George Thomas

Personal information
- Born: 15 April 1966 (age 60) Kerala, India
- Height: 1.65 m (5 ft 5 in)

Sport
- Country: India
- Sport: Badminton
- Handedness: Left

Doubles
- Current ranking: retired
- BWF profile

Medal record
Representing India
Men's badminton
Commonwealth Games
| Silver medal – second place | 1998 Kuala Lumpur | Men's team |

= George Thomas (badminton) =

Indian badminton player

George Thomas (born 15 April 1966) is an Indian former badminton player from Kerala. He won the National Singles title in 1990 and the doubles title with Jaseel P. Ismail in 1992. He was a member of the Indian team that won a silver medal in the 1998 Commonwealth Games.
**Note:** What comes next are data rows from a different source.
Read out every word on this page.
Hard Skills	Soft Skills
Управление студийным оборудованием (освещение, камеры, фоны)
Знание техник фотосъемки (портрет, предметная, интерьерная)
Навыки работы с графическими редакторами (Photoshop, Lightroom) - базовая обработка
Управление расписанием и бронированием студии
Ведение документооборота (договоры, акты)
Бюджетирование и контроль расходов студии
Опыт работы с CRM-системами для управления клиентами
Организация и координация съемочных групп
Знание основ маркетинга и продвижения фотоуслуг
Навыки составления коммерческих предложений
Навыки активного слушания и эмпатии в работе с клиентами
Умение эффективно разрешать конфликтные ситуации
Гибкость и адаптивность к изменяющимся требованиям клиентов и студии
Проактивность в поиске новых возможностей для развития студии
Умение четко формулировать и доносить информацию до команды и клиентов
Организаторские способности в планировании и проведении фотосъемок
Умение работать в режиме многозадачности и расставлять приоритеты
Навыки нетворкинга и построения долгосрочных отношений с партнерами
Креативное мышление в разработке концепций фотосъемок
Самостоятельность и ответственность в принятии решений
He was conferred with the Arjuna Award in 2002 for his contribution to Indian Badminton.
He was employed with Bharat Petroleum Corporation Limited in the HR Department at Kochi and has now retired from service.

== Achievements ==
=== IBF International ===

Men's doubles
| Year | Tournament | Partner | Opponent | Score | Result |
|---|---|---|---|---|---|
| 1998 | Sri Lanka International | IND Marcos Bristow | KOR Choi Min-ho KOR Jung Sung-gyun | 13–15, 12–15 | Runner-up |

==Career==
George began his career by playing for the University of Calicut.